Delivering Value Beyond the Reactor
Our experience doesn’t stop at supply. Ongoing technical support, process audits, and troubleshooting back plant rolls out long after the granules arrive. By taking an active stake in plant performance, we’ve helped users cut start-up times, navigate complex wastewater profiles, and adapt reactor configurations for local constraints. Granular sludge isn’t just a product — it’s a platform for creating more stable, sustainable, and profitable treatment systems worldwide.
Connect directly with our technical support teams if you need site-specific advice on loading, acclimation, or operational troubleshooting. Lessons learned in the field shape our ongoing work to keep advancing granular sludge, so your next project enjoys the best outcomes from day one.

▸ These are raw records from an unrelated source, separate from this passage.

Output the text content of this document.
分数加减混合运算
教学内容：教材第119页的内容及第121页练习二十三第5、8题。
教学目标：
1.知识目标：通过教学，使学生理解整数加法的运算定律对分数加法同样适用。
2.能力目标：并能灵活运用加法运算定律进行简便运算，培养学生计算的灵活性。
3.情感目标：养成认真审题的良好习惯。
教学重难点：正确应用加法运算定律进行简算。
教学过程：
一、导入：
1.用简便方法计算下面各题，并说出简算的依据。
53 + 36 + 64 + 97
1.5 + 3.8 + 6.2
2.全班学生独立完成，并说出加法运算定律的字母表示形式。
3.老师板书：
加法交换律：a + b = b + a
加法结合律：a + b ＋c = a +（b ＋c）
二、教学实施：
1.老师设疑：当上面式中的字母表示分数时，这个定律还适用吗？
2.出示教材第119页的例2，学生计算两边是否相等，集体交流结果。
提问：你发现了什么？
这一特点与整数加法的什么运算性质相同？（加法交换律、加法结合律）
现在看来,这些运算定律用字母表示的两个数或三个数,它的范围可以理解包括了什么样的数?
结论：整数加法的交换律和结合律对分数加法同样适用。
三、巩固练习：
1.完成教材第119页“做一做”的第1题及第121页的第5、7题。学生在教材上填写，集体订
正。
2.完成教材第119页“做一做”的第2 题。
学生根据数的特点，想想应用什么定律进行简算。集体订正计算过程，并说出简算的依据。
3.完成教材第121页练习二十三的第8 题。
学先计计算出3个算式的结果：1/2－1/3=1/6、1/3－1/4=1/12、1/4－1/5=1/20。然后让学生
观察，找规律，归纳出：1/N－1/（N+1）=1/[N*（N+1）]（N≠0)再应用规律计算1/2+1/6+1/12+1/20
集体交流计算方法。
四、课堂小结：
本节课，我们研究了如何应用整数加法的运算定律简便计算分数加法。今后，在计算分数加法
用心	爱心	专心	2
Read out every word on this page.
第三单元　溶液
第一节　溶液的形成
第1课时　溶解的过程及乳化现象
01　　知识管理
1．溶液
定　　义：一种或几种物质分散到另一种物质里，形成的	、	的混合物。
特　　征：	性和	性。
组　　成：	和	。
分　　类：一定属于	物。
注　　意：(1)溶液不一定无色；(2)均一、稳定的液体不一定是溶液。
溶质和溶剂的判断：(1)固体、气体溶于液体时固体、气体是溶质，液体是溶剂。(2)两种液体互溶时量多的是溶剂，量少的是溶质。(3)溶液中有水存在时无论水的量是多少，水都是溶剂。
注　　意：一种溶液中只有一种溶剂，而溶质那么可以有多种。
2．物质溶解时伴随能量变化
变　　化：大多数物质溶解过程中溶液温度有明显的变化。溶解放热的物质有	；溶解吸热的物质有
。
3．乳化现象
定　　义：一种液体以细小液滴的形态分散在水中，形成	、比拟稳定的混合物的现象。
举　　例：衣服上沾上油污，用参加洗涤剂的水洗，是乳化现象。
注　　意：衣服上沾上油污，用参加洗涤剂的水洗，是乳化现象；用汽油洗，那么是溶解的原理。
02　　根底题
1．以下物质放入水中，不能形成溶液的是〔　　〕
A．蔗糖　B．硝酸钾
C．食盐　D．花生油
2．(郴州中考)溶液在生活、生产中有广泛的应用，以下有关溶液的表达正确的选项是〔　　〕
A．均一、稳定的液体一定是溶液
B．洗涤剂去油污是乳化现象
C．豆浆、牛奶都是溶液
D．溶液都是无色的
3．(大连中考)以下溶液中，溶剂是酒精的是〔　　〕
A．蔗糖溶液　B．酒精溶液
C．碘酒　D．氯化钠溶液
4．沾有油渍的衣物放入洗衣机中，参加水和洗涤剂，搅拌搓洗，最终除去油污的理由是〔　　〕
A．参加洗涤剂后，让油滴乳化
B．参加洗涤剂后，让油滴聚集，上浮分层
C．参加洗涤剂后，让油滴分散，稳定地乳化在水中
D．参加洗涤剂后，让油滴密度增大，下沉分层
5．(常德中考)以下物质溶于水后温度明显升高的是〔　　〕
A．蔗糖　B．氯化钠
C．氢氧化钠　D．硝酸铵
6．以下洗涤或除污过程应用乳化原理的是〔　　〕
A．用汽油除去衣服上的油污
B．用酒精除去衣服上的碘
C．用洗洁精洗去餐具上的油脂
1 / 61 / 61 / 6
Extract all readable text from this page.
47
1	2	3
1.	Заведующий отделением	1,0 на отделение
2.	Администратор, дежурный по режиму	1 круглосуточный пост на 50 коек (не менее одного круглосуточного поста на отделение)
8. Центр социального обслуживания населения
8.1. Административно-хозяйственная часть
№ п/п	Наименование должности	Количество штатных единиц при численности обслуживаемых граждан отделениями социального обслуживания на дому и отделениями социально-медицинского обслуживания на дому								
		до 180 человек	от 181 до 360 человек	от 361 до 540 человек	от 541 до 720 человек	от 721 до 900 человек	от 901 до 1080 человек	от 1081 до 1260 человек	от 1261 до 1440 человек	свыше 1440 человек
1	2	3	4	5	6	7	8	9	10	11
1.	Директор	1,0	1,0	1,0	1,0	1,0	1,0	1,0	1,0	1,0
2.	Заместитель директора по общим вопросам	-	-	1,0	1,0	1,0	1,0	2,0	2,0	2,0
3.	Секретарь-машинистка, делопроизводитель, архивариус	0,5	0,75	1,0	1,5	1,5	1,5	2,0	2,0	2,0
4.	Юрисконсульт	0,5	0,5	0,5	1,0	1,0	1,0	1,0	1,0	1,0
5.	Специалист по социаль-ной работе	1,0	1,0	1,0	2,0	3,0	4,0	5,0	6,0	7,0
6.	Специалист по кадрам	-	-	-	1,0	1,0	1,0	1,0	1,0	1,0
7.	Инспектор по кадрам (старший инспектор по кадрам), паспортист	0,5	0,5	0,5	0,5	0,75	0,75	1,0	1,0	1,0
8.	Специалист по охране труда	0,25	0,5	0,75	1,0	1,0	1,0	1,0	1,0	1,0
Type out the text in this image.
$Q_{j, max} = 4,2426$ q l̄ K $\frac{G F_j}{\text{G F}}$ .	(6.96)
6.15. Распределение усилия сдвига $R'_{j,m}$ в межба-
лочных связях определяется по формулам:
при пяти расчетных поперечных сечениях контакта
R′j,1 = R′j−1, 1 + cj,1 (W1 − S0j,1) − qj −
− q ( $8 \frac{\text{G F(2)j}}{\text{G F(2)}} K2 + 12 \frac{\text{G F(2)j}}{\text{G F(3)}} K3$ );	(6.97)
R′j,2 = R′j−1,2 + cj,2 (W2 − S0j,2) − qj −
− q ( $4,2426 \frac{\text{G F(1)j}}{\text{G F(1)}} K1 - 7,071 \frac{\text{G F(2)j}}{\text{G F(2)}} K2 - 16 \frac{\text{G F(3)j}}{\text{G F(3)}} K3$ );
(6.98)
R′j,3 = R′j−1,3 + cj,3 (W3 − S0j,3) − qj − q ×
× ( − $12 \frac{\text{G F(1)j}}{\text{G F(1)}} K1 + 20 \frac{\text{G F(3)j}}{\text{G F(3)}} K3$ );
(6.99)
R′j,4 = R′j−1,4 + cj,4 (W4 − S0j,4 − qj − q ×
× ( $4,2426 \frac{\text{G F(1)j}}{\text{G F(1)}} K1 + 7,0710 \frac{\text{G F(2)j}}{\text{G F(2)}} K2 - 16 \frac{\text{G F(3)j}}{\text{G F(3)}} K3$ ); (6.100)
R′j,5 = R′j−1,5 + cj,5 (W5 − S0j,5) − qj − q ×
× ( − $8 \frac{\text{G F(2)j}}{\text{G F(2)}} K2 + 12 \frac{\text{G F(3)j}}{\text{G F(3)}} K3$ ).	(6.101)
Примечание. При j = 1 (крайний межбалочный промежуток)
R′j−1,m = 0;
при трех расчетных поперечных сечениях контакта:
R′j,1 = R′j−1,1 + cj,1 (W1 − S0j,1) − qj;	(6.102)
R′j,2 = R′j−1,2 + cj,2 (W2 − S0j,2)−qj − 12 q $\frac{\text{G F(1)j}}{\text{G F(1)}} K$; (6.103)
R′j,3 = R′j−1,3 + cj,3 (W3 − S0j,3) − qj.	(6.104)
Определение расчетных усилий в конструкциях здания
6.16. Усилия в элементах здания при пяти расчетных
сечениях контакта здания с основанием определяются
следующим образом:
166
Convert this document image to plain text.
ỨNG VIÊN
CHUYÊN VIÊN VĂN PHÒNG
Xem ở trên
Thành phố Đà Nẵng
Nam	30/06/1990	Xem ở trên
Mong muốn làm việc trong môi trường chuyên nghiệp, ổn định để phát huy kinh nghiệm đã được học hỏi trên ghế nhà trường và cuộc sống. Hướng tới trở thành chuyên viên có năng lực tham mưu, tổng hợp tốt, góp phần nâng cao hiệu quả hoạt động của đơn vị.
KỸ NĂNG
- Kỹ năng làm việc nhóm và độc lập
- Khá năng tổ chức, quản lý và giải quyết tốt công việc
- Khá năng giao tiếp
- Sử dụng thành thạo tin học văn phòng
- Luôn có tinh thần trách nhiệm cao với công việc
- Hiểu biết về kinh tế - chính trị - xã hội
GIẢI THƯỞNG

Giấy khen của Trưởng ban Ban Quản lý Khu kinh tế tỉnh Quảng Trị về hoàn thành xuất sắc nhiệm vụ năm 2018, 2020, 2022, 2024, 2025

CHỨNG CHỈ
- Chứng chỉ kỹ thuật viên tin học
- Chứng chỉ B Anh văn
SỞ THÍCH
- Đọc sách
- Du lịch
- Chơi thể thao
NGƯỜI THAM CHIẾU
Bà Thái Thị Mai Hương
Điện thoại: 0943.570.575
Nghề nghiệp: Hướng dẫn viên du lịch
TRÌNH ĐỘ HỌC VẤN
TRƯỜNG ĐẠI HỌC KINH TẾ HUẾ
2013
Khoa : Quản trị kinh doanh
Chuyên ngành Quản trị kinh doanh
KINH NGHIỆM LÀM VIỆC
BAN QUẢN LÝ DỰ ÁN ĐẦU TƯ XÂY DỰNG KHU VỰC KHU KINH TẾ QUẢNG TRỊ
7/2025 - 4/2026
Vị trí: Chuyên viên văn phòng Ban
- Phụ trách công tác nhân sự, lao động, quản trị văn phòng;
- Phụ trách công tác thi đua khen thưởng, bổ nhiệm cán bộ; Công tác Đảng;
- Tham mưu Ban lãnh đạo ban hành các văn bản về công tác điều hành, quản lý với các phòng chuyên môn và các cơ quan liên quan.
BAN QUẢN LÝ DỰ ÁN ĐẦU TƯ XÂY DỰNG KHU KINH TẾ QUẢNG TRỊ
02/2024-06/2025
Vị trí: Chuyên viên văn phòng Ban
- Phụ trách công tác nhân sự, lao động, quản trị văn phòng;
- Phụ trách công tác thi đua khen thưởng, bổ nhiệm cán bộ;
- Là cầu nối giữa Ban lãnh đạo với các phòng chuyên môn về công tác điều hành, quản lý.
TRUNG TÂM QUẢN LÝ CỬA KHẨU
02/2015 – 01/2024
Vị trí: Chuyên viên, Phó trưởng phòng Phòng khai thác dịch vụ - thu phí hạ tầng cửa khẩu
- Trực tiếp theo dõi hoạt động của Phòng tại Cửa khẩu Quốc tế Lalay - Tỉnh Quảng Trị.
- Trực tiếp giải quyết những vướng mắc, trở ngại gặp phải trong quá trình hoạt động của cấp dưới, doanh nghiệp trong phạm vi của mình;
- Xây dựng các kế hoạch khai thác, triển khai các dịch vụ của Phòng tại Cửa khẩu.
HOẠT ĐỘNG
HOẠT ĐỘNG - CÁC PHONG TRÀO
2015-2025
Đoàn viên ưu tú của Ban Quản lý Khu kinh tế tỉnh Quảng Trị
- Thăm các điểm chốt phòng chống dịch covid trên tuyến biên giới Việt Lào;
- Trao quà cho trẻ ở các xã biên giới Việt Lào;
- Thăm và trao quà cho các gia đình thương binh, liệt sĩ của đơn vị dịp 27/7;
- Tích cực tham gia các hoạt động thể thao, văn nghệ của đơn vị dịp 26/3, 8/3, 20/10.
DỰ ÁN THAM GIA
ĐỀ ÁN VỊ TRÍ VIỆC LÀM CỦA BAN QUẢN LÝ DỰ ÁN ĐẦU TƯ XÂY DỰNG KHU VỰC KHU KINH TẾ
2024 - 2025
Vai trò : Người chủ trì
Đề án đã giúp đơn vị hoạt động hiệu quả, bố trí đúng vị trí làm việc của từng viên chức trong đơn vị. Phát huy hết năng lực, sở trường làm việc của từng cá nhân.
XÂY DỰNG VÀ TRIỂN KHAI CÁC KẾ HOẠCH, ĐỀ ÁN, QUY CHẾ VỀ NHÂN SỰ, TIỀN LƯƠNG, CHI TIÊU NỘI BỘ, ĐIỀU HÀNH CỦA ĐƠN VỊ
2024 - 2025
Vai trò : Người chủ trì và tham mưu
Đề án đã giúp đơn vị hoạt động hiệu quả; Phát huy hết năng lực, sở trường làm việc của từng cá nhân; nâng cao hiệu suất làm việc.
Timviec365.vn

FAQs: Common Customer Topics
How does start-up with granular sludge compare to flocculent options?Most operators switching from flocculent find full gas production reached in half the time, with less loss of suspended biomass. Data from recent installations show COD removal ramping up days — not weeks — ahead of schedule.
Is granular sludge affected by periodic shutdown or variable feed?Field cases demonstrate strong resilience to light feed interruptions, with granule beds able to restart after 2–3 days’ idle time. Operators avoid costly reseeding or extended ramp-up periods.
How can customers avoid granule breakdown under unforeseen toxic shock?Our support teams recommend gradual load increases and routine monitoring of VFA and alkalinity. If a toxic event occurs, stepwise recovery—combined with pH adjustment—usually restores performance with granules intact.
Can granular sludge be customized for special wastewaters?By selecting and acclimating seed cultures from reactors treating nearly every kind of industrial and municipal waste, we offer tailored batches better suited for high salt, high fats, or particular chemical contaminants, based solely on the source substrate and local operational data.
What is the best approach to storing unused sludge for future use?Experience suggests storage under anaerobic, refrigerated conditions, in sealed containers, yields highest future activity. Our technical team provides detailed protocols to match your plant’s setup, cutting risk of spoilage or desiccation.
Looking Ahead: Continuous Improvement, Reliable Supply
As industry demands shift, and environmental standards become stricter, granular sludge must keep pace. Our commitment is rooted in direct plant experience, research partnerships, and decades of collaborative troubleshooting alongside operators and technicians. The result is a resilient, versatile product able to unlock higher throughput, lower costs, and more stable biogas production cycles across diverse waste streams.
Every batch tells a story of improvement, validation, and value in the field. We remain dedicated to building on these fundamentals, providing real solutions for the evolving world of wastewater and renewable energy.